Washington Times:
Hillary Clinton failed to report several hacking attempts, grew afraid of opening emails
Former Secretary of State Hillary Clinton's use of a secret email to conduct official business broke a number of department policies, an inspector general concluded in a report sent to Capitol Hill Wednesday that also suggests she used the account to try to hide her communications from the public.
The 83-page report, obtained by The Washington Times, is devastating in its evaluation of Mrs. Clinton's behavior, saying it can find no record of her getting approval from either security or legal staffers for her unique arrangement. The report also undercuts many of her campaign's explanations for her use of the system, dismisses comparisons to her predecessors' email use, and points to repeated hacking attempts that she failed to report.

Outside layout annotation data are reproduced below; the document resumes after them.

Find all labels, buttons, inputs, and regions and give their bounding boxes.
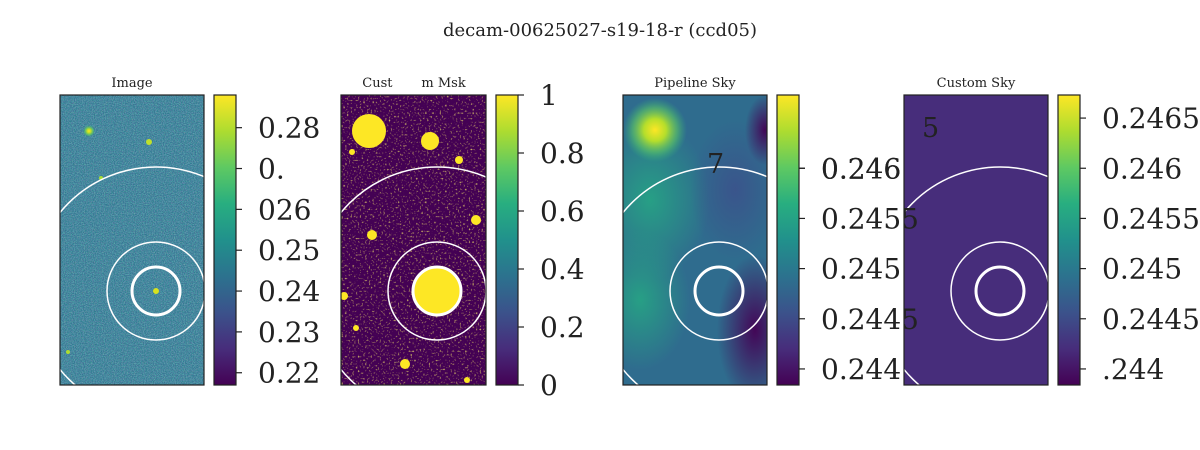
mask-blob — [349, 149, 355, 155]
inner-ring — [130, 265, 182, 317]
pipeline-sky-panel — [623, 95, 767, 385]
colorbar-tick-label: 0.2465 — [1102, 102, 1200, 135]
mask-blob — [400, 359, 410, 369]
colorbar-tick-label: 0.28 — [258, 112, 320, 145]
colorbar-tick-label: 0.2445 — [821, 303, 919, 336]
panel-title-pipeline-sky: Pipeline Sky — [654, 76, 736, 91]
middle-ring — [106, 241, 204, 341]
mask-panel — [341, 95, 486, 385]
mask-panel-frame — [340, 94, 487, 386]
mask-blob — [352, 114, 386, 148]
colorbar-tick-label: 0.4 — [540, 253, 585, 286]
colorbar-tick-label: 0.25 — [258, 234, 320, 267]
outer-ring — [60, 166, 204, 385]
colorbar-mask-ticks: 1 0.8 0.6 0.4 0.2 0 — [518, 79, 585, 402]
overlay-label: 7 — [707, 149, 724, 180]
outer-ring — [904, 166, 1048, 385]
colorbar-image-ticks: 0.28 0. 026 0.25 0.24 0.23 0.22 — [236, 112, 320, 390]
image-panel-frame — [59, 94, 205, 386]
panel-title-custom-sky: Custom Sky — [937, 76, 1016, 91]
inner-ring — [693, 265, 745, 317]
colorbar-tick-label: 0 — [540, 369, 558, 402]
image-source — [146, 139, 152, 145]
colorbar-tick-label: 0.246 — [821, 152, 901, 185]
pipeline-sky-teal-region — [623, 230, 690, 370]
colorbar-mask: 1 0.8 0.6 0.4 0.2 0 — [495, 79, 585, 402]
mask-blob — [367, 230, 377, 240]
pipeline-sky-blue-region — [690, 120, 767, 260]
custom-sky-panel-frame — [903, 94, 1049, 386]
inner-ring — [411, 265, 463, 317]
colorbar-tick-label: 0.2455 — [821, 202, 919, 235]
colorbar-tick-label: 0.2455 — [1102, 202, 1200, 235]
middle-ring — [387, 241, 486, 341]
colorbar-tick-label: 026 — [258, 193, 311, 226]
pipeline-sky-panel-frame — [622, 94, 768, 386]
colorbar-tick-label: 0.245 — [1102, 253, 1182, 286]
colorbar-tick-label: 0.23 — [258, 316, 320, 349]
pipeline-sky-dark-region — [717, 255, 767, 385]
colorbar-image: 0.28 0. 026 0.25 0.24 0.23 0.22 — [213, 94, 320, 390]
colorbar-tick-label: .244 — [1102, 353, 1164, 386]
panel-title-image: Image — [111, 76, 153, 91]
mask-blob — [455, 156, 463, 164]
pipeline-sky-rings — [623, 166, 767, 385]
colorbar-tick-label: 0.8 — [540, 137, 585, 170]
image-source — [66, 350, 70, 354]
image-panel-noise-bright — [60, 95, 204, 385]
outer-ring — [623, 166, 767, 385]
colorbar-tick-label: 0.2 — [540, 311, 585, 344]
mask-blob — [464, 377, 470, 383]
colorbar-tick-label: 0.2445 — [1102, 303, 1200, 336]
overlay-label: 5 — [922, 113, 939, 144]
middle-ring — [669, 241, 767, 341]
colorbar-custom-sky: 0.2465 0.246 0.2455 0.245 0.2445 .244 — [1057, 94, 1200, 386]
mask-rings — [341, 166, 486, 385]
colorbar-pipeline-sky-gradient — [776, 94, 800, 386]
colorbar-tick-label: 0. — [258, 153, 285, 186]
colorbar-tick-label: 0.246 — [1102, 152, 1182, 185]
mask-blob — [421, 132, 439, 150]
colorbar-tick-label: 0.246 — [821, 152, 901, 185]
colorbar-tick-label: 0.245 — [821, 253, 901, 286]
outer-ring — [341, 166, 486, 385]
colorbar-custom-sky-ticks: 0.2465 0.246 0.2455 0.245 0.2445 .244 — [1080, 102, 1200, 386]
figure-title: decam-00625027-s19-18-r (ccd05) — [443, 20, 757, 41]
colorbar-tick-label: 0.244 — [821, 353, 901, 386]
colorbar-image-gradient — [213, 94, 237, 386]
colorbar-tick-label: 0.24 — [258, 275, 320, 308]
image-panel — [60, 95, 204, 385]
mask-blobs — [341, 114, 481, 383]
colorbar-custom-sky-gradient — [1057, 94, 1081, 386]
colorbar-mask-gradient — [495, 94, 519, 386]
custom-sky-rings — [904, 166, 1048, 385]
mask-blob — [341, 292, 348, 300]
mask-blob — [471, 215, 481, 225]
image-source-bright — [83, 125, 95, 137]
mask-blob-large — [412, 266, 462, 316]
colorbar-tick-label: 0.6 — [540, 195, 585, 228]
image-rings — [60, 166, 204, 385]
middle-ring — [950, 241, 1048, 341]
panel-title-custom-mask: Cust m Msk — [362, 76, 466, 91]
colorbar-tick-label: 1 — [540, 79, 558, 112]
pipeline-sky-dark-region — [745, 95, 767, 165]
custom-sky-background — [904, 95, 1048, 385]
mask-blob — [353, 325, 359, 331]
inner-ring — [974, 265, 1026, 317]
pipeline-sky-bright-spot — [623, 98, 687, 162]
colorbar-tick-label: 0.22 — [258, 357, 320, 390]
image-source — [153, 288, 159, 294]
custom-sky-panel — [904, 95, 1048, 385]
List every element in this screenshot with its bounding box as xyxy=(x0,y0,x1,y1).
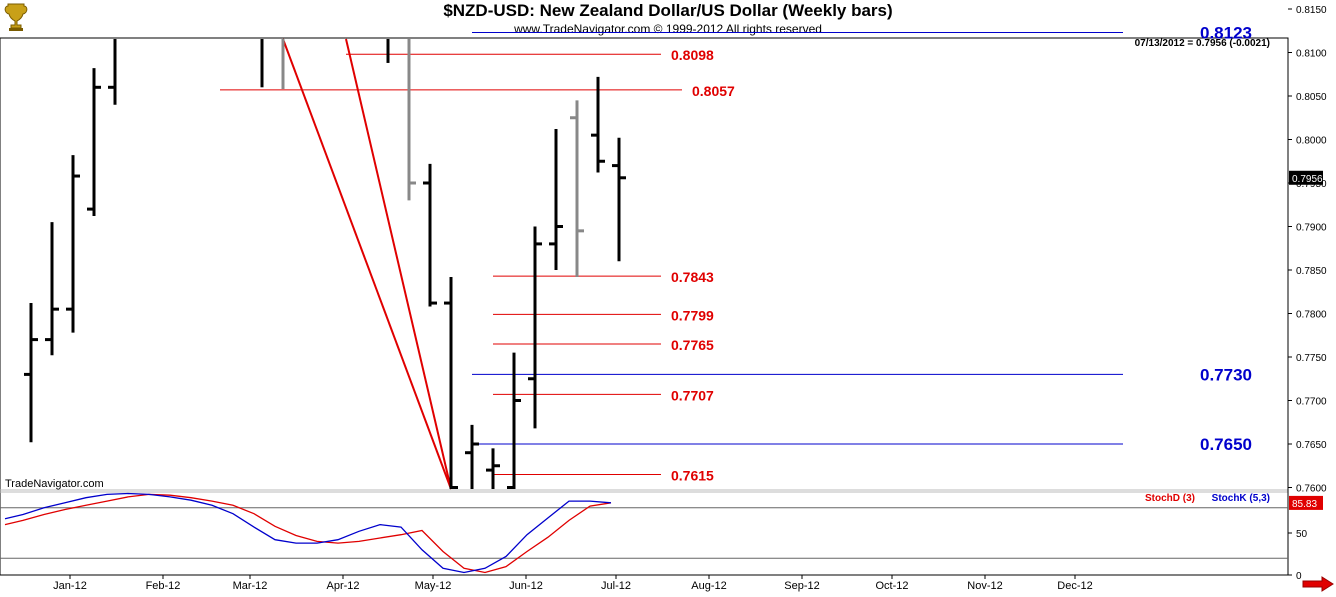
legend-stochd: StochD (3) xyxy=(1145,493,1195,504)
x-tick-label: Sep-12 xyxy=(784,580,819,592)
y-tick-label: 0.7650 xyxy=(1296,440,1327,451)
chart-frame xyxy=(0,37,1289,576)
x-tick-label: Aug-12 xyxy=(691,580,726,592)
trendlines xyxy=(282,38,452,490)
x-tick-label: Oct-12 xyxy=(875,580,908,592)
x-tick-label: May-12 xyxy=(415,580,452,592)
level-label: 0.7765 xyxy=(671,337,714,353)
x-tick-label: Jul-12 xyxy=(601,580,631,592)
x-tick-label: Apr-12 xyxy=(326,580,359,592)
date-axis: Jan-12 Feb-12 Mar-12 Apr-12 May-12 Jun-12 Jul-… xyxy=(53,575,1093,592)
y-tick-label: 0.7850 xyxy=(1296,266,1327,277)
y-tick-label: 0.8100 xyxy=(1296,49,1327,60)
x-tick-label: Jan-12 xyxy=(53,580,87,592)
level-label: 0.7615 xyxy=(671,467,714,483)
level-label: 0.8098 xyxy=(671,47,714,63)
stoch-series-line xyxy=(4,493,612,574)
stoch-reference-lines xyxy=(0,507,1288,559)
price-axis: 0.7600 0.7650 0.7700 0.7750 0.7800 0.7850 0.79… xyxy=(1288,5,1327,495)
x-tick-label: Feb-12 xyxy=(146,580,181,592)
last-price-box xyxy=(1289,170,1323,185)
ohlc-bar xyxy=(24,303,38,443)
trendline xyxy=(345,38,452,490)
ohlc-bar xyxy=(528,226,542,429)
level-label: 0.7730 xyxy=(1200,365,1252,384)
ohlc-bar xyxy=(87,68,101,217)
chart-title: $NZD-USD: New Zealand Dollar/US Dollar (… xyxy=(443,1,893,20)
ohlc-bar xyxy=(423,163,437,307)
y-tick-label: 0.7800 xyxy=(1296,310,1327,321)
ohlc-bar xyxy=(444,276,458,489)
y-tick-label: 0.7750 xyxy=(1296,353,1327,364)
level-label: 0.7843 xyxy=(671,269,714,285)
y-tick-label: 0.7900 xyxy=(1296,223,1327,234)
y-tick-label: 0.7700 xyxy=(1296,397,1327,408)
ohlc-bar xyxy=(66,155,80,333)
quote-text: 07/13/2012 = 0.7956 (-0.0021) xyxy=(1135,38,1270,49)
right-arrow-icon[interactable] xyxy=(1302,576,1334,597)
level-lines: 0.83010.82260.82090.81950.81230.80980.80… xyxy=(220,23,1252,483)
level-label: 0.7707 xyxy=(671,387,714,403)
x-tick-label: Jun-12 xyxy=(509,580,543,592)
ohlc-bar xyxy=(486,448,500,489)
level-label: 0.7650 xyxy=(1200,435,1252,454)
ohlc-bar xyxy=(465,424,479,489)
ohlc-bar xyxy=(108,39,117,105)
y-tick-label: 0.8000 xyxy=(1296,136,1327,147)
legend-stochk: StochK (5,3) xyxy=(1212,493,1270,504)
trophy-icon[interactable] xyxy=(3,2,29,37)
trendline xyxy=(282,38,452,490)
ohlc-bar xyxy=(407,39,416,201)
ohlc-bar xyxy=(612,137,626,262)
y-tick-label: 0.8150 xyxy=(1296,5,1327,16)
y-tick-label: 0.7600 xyxy=(1296,484,1327,495)
last-price-label: 0.7956 xyxy=(1292,174,1323,185)
stoch-series-line xyxy=(4,492,612,574)
stoch-tick-label: 0 xyxy=(1296,571,1302,582)
y-tick-label: 0.8050 xyxy=(1296,92,1327,103)
x-tick-label: Mar-12 xyxy=(233,580,268,592)
stoch-axis: 50 0 85.83 xyxy=(1288,495,1323,582)
ohlc-bar xyxy=(591,76,605,173)
price-bars xyxy=(24,39,626,489)
ohlc-bar xyxy=(549,129,563,270)
stoch-last-label: 85.83 xyxy=(1292,499,1317,510)
x-tick-label: Dec-12 xyxy=(1057,580,1092,592)
level-label: 0.8057 xyxy=(692,83,735,99)
stoch-tick-label: 50 xyxy=(1296,529,1308,540)
x-tick-label: Nov-12 xyxy=(967,580,1002,592)
stoch-lines xyxy=(4,492,612,574)
ohlc-bar xyxy=(507,352,521,489)
ohlc-bar xyxy=(45,222,59,356)
watermark-text: TradeNavigator.com xyxy=(5,478,104,490)
level-label: 0.7799 xyxy=(671,307,714,323)
level-label: 0.8123 xyxy=(1200,23,1252,42)
stoch-last-box xyxy=(1289,495,1323,510)
ohlc-bar xyxy=(570,100,584,277)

After one of the 2011 hack attempts Mrs. Clinton's tech staffer shut the server down for a few minutes, hoping that would solve the situation, but quickly warned top aides not to send Mrs. Clinton "anything sensitive" after the attempted breach, according to the report, which was obtained by The Washington Times.
After another suspicious attempt Mrs. Clinton said she was scared to open email — but failed to report the matter.
"Notification is required when a user suspects compromise of, among other things, a personally owned device containing personally identifiable information," the investigators said. "However, OIG found no evidence that the Secretary or her staff reported these incidents to computer security personnel or anyone else within the Department."
At one point in 2010, Mrs. Clinton's emails were ending up in subordinates' spam filters because they were coming from a non-state.gov account. One of her top aides urged her to sign up for an official account or letting everyone in the department know of her address so she could be added as a verified account, but she refused, saying she didn't "want any risk of the personal being accessible."
In 2011, technology staffers proposed giving her an official department Blackberry to replace her personal device, which was malfunctioning. The staffers said she already had an official account, used to maintain her calendar, but said using it for email would make her messages subject to open-records requests. Her top personal aide, Huma Abedin, rejected the suggestion, saying it "doesn't make a whole lot of sense."
Mrs. Clinton, in a striking move, refused to cooperate with the probe. All of her colleagues did: current Secretary John Kerry and former Secretaries Colin Powell, Condoleezza Rice and Madeleine Albright.
Mrs. Clinton's staff was also reluctant, the investigators said. Her chief of staff, deputy chiefs of staff and her technology gurus all refused to cooperate with the probe.
The emails have proved damaging to Mrs. Clinton, the frontrunner for the Democratic presidential nomination.
Her campaign didn't immediately respond to a request for comment Wednesday morning, but her spokesman posted a Twitter message saying the report "makes clear her personal email use was not unique at State Dept."
Mrs. Clinton has said her use of the secret email account was not a good choice, but has insisted she did not break any laws and did not risk secure information.
The new report lays out many of the details of Mrs. Clinton's server. The domain name clintonemail.com was registered on Jan. 13, while she was still serving in the Senate and before she was confirmed to be secretary on Jan. 21.
State Department staffers were repeatedly asked to help solve problems with Mrs. Clinton's server and her devices, such as her Blackberry — particularly in trying to communicate between her secret address and the state.gov accounts used by most of her subordinates.
But the inspector general was unable to discover who gave the final approval for Mrs. Clinton to use the odd arrangement. The department's legal office said it was not asked to review or approve the setup, and was unaware of anyone else approving it — though some of them did email Mrs. Clinton on her secret account.
Democrats have pointed to Mr. Powell, who also used a personal email account while at the department, as precedent for Mrs. Clinton's actions.
"The Inspector General confirmed what we have known all along — that Secretary Clinton followed the practice of her predecessor when she used a personal email account," said Rep. Elijah E. Cummings, ranking Democrat on the House Oversight Committee. "While Secretary Clinton preserved and returned tens of thousands of pages of her emails to the Department for public release, Secretary Powell returned none. Republicans need to stop wasting taxpayer dollars singling out Secretary Clinton just because she is running for President."
But the inspector general said the IT environment was fluid during Mr. Powell's time in office, and had firmed up substantially by the time Mrs. Clinton took office.
During her tenure, the department specifically warned employees not to send information deemed "sensitive but unclassified" outside of the internal network, and said if they needed to do so, they should speak with tech staffers to work out a solution. Mrs. Clinton never did so.
"OIG found no evidence that Secretary Clinton ever contacted IRM to request such a solution, despite the fact that emails exchanged on her personal account regularly contained information marked as SBU," the investigators said.
She did not report it because she knew she was violating policy and breaking the law.